Figure 8. The presence of F8 impedes the structural fluctuations observed at the C-terminal of eIF4E interacting peptides.

When L12 is replaced by F12 to generate the PHAGESOL-L12F peptide, two contrasting interactions are formed with eIF4E. A) In the first interaction H37 of eIF4E can intercalate itself between Q8 and F12 of the peptide in the volume of space usually occupied by F8 in other derivative peptides.

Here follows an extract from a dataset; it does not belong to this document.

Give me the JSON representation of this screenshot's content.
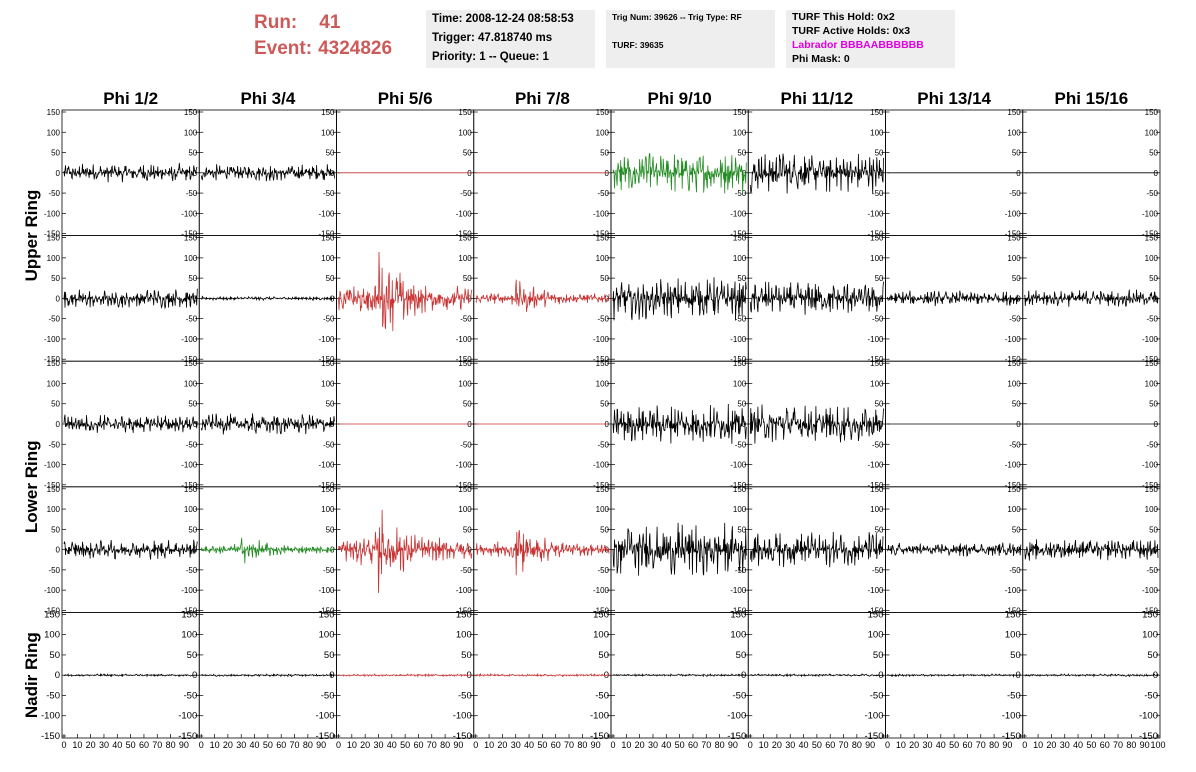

B) The second conformation sees the unwinding of the helical turn at the C-terminus of the peptide allowing F12 to partially occupy the space next to Q8 previously occupied by H37. H37 instead now forms a stacking interaction with F12. It is the result of these alternative packing arrangements that prevents V10 from traversing into the optimal packing position seen in the PHAGESOL peptide against W73 and L135. In the two derivative PHAGESOL-Q8F and Q8F/L12F peptides (C and D respectively) with F located at position 8 there is minimal change in conformation observed between the two simulations and both have poor affinities for eIF4E. F8 forms favorable interactions with the surface of eIF4E and prevents any significant movement of the helix across the surface of the protein. In C) and D) both L12 (PHAGESOL-Q8F) and F12 (PHAGESOL- Q8F/L12F) pack against eIF4E with L12 making the more optimal interactions as reflected by the higher affinity of this peptide. Deviations in the planarity of the tyrosine and phenylalanine ring systems are within the tolerances of the torsional restraints of the MD simulations. [31].